Get Google Trends Results Using Python
Sajid Hasan Sifat
Data Consultant | Business Intelligence Consultant | Sr. Data Analyst Yassir | BI Analyst VML | Ex-Sr BI Analyst at 10 Minute School | Ex- Robi Axiata Ltd | Ex Data Analyst - Daraz ( Alibaba Group )
How to get rising related queries and top related queries from Google Trends by Pytrends (the unofficial API for Google Trends)

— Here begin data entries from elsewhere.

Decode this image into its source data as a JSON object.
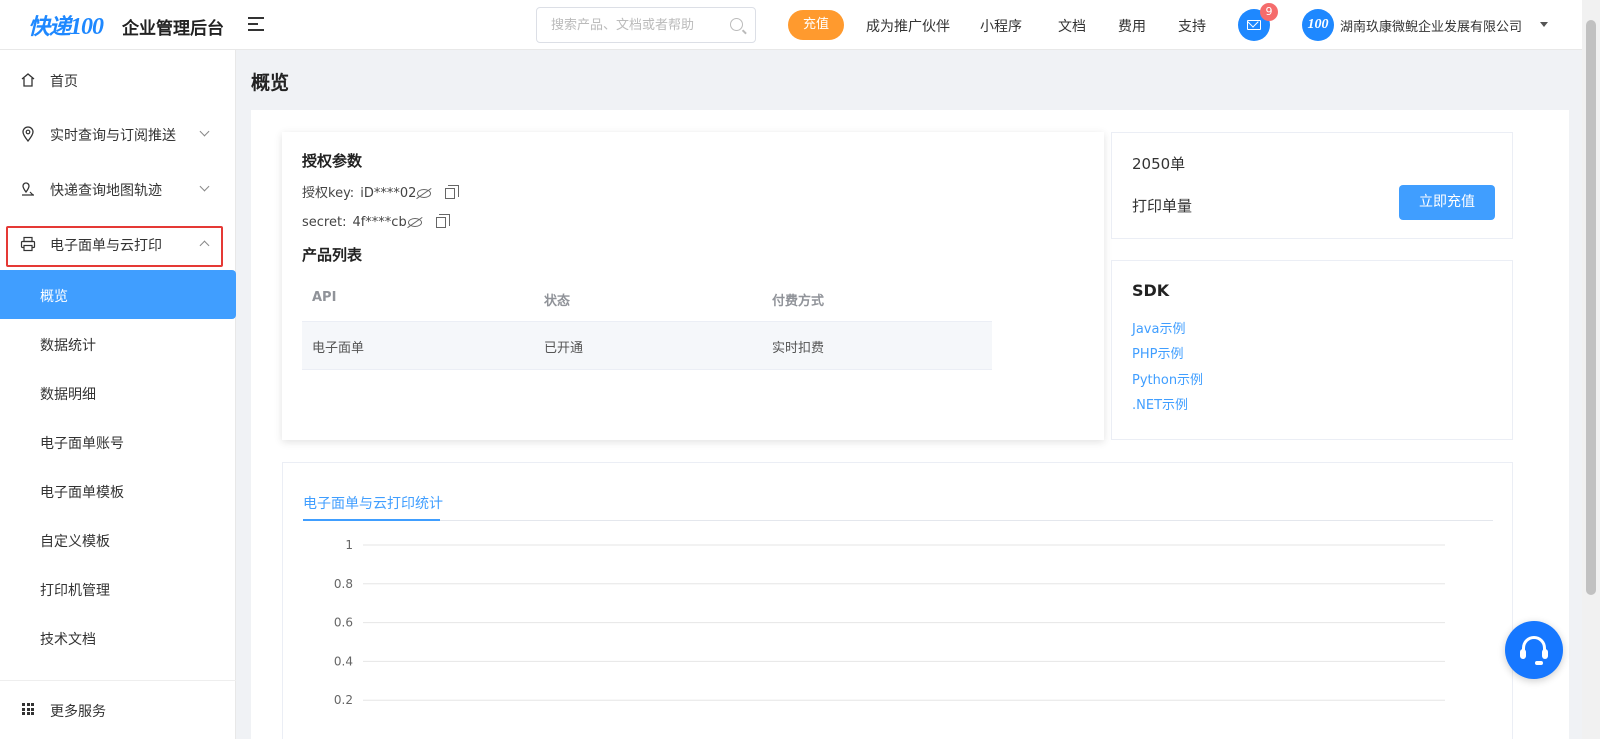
{
  "header": {
    "logo_text": "快递",
    "logo_num": "100",
    "app_title": "企业管理后台",
    "search_placeholder": "搜索产品、文档或者帮助",
    "recharge_label": "充值",
    "nav": [
      "成为推广伙伴",
      "小程序",
      "文档",
      "费用",
      "支持"
    ],
    "mail_badge": "9",
    "avatar_text": "100",
    "company": "湖南玖康微鲵企业发展有限公司"
  },
  "sidebar": {
    "items": [
      {
        "label": "首页",
        "icon": "home-icon"
      },
      {
        "label": "实时查询与订阅推送",
        "icon": "location-pin-icon"
      },
      {
        "label": "快递查询地图轨迹",
        "icon": "map-route-icon"
      },
      {
        "label": "电子面单与云打印",
        "icon": "printer-icon"
      }
    ],
    "sub_items": [
      "概览",
      "数据统计",
      "数据明细",
      "电子面单账号",
      "电子面单模板",
      "自定义模板",
      "打印机管理",
      "技术文档"
    ],
    "active_sub": "概览",
    "more_label": "更多服务"
  },
  "page_title": "概览",
  "auth": {
    "title": "授权参数",
    "key_label": "授权key:",
    "key_value": "iD****02",
    "secret_label": "secret:",
    "secret_value": "4f****cb"
  },
  "products": {
    "title": "产品列表",
    "columns": [
      "API",
      "状态",
      "付费方式"
    ],
    "rows": [
      [
        "电子面单",
        "已开通",
        "实时扣费"
      ]
    ]
  },
  "quota": {
    "count": "2050单",
    "label": "打印单量",
    "button": "立即充值"
  },
  "sdk": {
    "title": "SDK",
    "links": [
      "Java示例",
      "PHP示例",
      "Python示例",
      ".NET示例"
    ]
  },
  "stats": {
    "tab_label": "电子面单与云打印统计"
  },
  "chart_data": {
    "type": "line",
    "title": "",
    "series": [],
    "y_ticks": [
      "1",
      "0.8",
      "0.6",
      "0.4",
      "0.2"
    ],
    "ylim": [
      0,
      1
    ],
    "grid": true
  },
  "colors": {
    "primary": "#409eff",
    "brand": "#1e88ff",
    "recharge": "#ff9a2e",
    "badge": "#f56c6c",
    "highlight": "#e53935"
  }
}
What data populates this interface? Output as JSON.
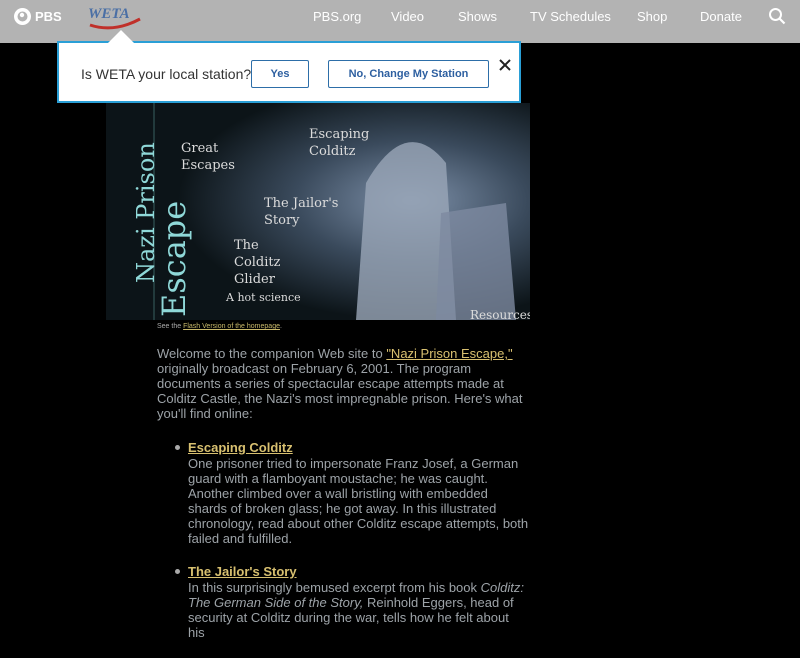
{
  "header": {
    "pbs_label": "PBS",
    "station_logo": "WETA",
    "nav": [
      "PBS.org",
      "Video",
      "Shows",
      "TV Schedules",
      "Shop",
      "Donate"
    ],
    "search_icon": "search-icon"
  },
  "popup": {
    "question": "Is WETA your local station?",
    "yes_label": "Yes",
    "no_label": "No, Change My Station",
    "close_icon": "close-icon"
  },
  "hero": {
    "title_line1": "Nazi Prison",
    "title_line2": "Escape",
    "great_escapes": "Great\nEscapes",
    "escaping_colditz": "Escaping\nColditz",
    "jailors_story": "The Jailor's\nStory",
    "colditz_glider": "The\nColditz\nGlider",
    "hot_science": "A hot science",
    "resources": "Resources"
  },
  "flash_note": {
    "prefix": "See the ",
    "link": "Flash Version of the homepage",
    "suffix": "."
  },
  "intro": {
    "before": "Welcome to the companion Web site to ",
    "link": "\"Nazi Prison Escape,\"",
    "after": " originally broadcast on February 6, 2001. The program documents a series of spectacular escape attempts made at Colditz Castle, the Nazi's most impregnable prison. Here's what you'll find online:"
  },
  "items": [
    {
      "title": "Escaping Colditz",
      "text": "One prisoner tried to impersonate Franz Josef, a German guard with a flamboyant moustache; he was caught. Another climbed over a wall bristling with embedded shards of broken glass; he got away. In this illustrated chronology, read about other Colditz escape attempts, both failed and fulfilled."
    },
    {
      "title": "The Jailor's Story",
      "text_before": "In this surprisingly bemused excerpt from his book ",
      "book": "Colditz: The German Side of the Story,",
      "text_after": " Reinhold Eggers, head of security at Colditz during the war, tells how he felt about his"
    }
  ]
}
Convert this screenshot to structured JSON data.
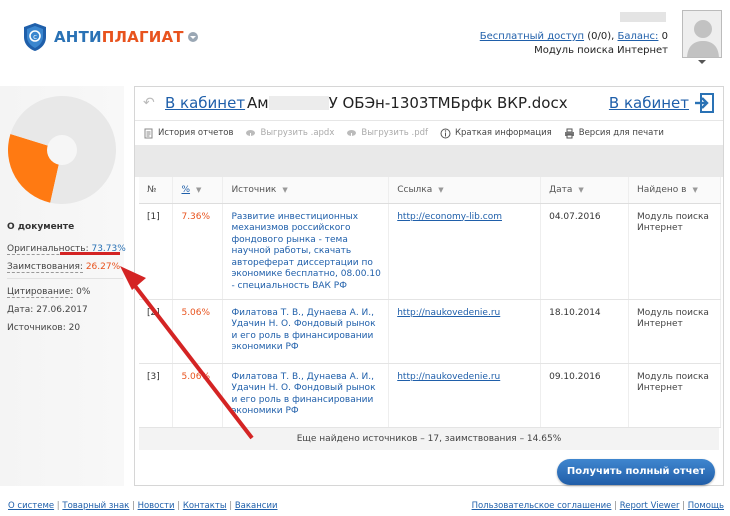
{
  "header": {
    "logo_text_a": "АНТИ",
    "logo_text_b": "ПЛАГИАТ",
    "free_access_label": "Бесплатный доступ",
    "free_access_count": "(0/0),",
    "balance_label": "Баланс:",
    "balance_value": "0",
    "module_label": "Модуль поиска Интернет"
  },
  "sidebar": {
    "pie": {
      "original_pct": 73.73,
      "borrowed_pct": 26.27,
      "colors": {
        "original": "#e8e8e8",
        "borrowed": "#ff7a12"
      }
    },
    "title": "О документе",
    "originality_label": "Оригинальность:",
    "originality_value": "73.73%",
    "borrowing_label": "Заимствования:",
    "borrowing_value": "26.27%",
    "citation_label": "Цитирование:",
    "citation_value": "0%",
    "date_label": "Дата:",
    "date_value": "27.06.2017",
    "sources_label": "Источников:",
    "sources_value": "20"
  },
  "panel": {
    "cabinet_link_left": "В кабинет",
    "doc_name_prefix": "Ам",
    "doc_name_suffix": "У ОБЭн-1303ТМБрфк ВКР.docx",
    "cabinet_link_right": "В кабинет",
    "toolbar": {
      "history": "История отчетов",
      "export_apdx": "Выгрузить .apdx",
      "export_pdf": "Выгрузить .pdf",
      "brief": "Краткая информация",
      "print": "Версия для печати"
    },
    "columns": {
      "num": "№",
      "pct": "%",
      "source": "Источник",
      "link": "Ссылка",
      "date": "Дата",
      "found_in": "Найдено в"
    },
    "rows": [
      {
        "num": "[1]",
        "pct": "7.36%",
        "source": "Развитие инвестиционных механизмов российского фондового рынка - тема научной работы, скачать автореферат диссертации по экономике бесплатно, 08.00.10 - специальность ВАК РФ",
        "link": "http://economy-lib.com",
        "date": "04.07.2016",
        "found_in": "Модуль поиска Интернет"
      },
      {
        "num": "[2]",
        "pct": "5.06%",
        "source": "Филатова Т. В., Дунаева А. И., Удачин Н. О. Фондовый рынок и его роль в финансировании экономики РФ",
        "link": "http://naukovedenie.ru",
        "date": "18.10.2014",
        "found_in": "Модуль поиска Интернет"
      },
      {
        "num": "[3]",
        "pct": "5.06%",
        "source": "Филатова Т. В., Дунаева А. И., Удачин Н. О. Фондовый рынок и его роль в финансировании экономики РФ",
        "link": "http://naukovedenie.ru",
        "date": "09.10.2016",
        "found_in": "Модуль поиска Интернет"
      }
    ],
    "more_note": "Еще найдено источников – 17, заимствования – 14.65%",
    "full_report_button": "Получить полный отчет"
  },
  "footer": {
    "about": "О системе",
    "trademark": "Товарный знак",
    "news": "Новости",
    "contacts": "Контакты",
    "jobs": "Вакансии",
    "agreement": "Пользовательское соглашение",
    "report_viewer": "Report Viewer",
    "help": "Помощь"
  }
}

Google Trends can give us some very insightful data. The queries that google trends returns can be used for digital marketing, SEO, and lots more. Here’s how we can get the queries from google trends using Python.
Libraries required:
import pandas as pd
from pytrends.request import TrendReq
If you have not installed the libraries and if you are on windows, you can use pip to install the libraries. Just go the terminal and write these commands to install them:
>pip install pandas
>pip install pytrends
You can read the documentation here.
Go to any Python editor or environment and start coding. Here, we have created a payload for the API. We want to search the related queries for “data science”.
pytrend = TrendReq(hl=’en-US’, tz=360)
The arguments hl=’en-US’ is for the language you want to search. The tz=360 is for timezone. Here, US CST is “360” (note: not -360. Google uses timezone like this):
# Create payload and capture API tokens. Only needed for interest_over_time(), interest_by_region() & related_queries()trendy_keywords = ‘Data Science’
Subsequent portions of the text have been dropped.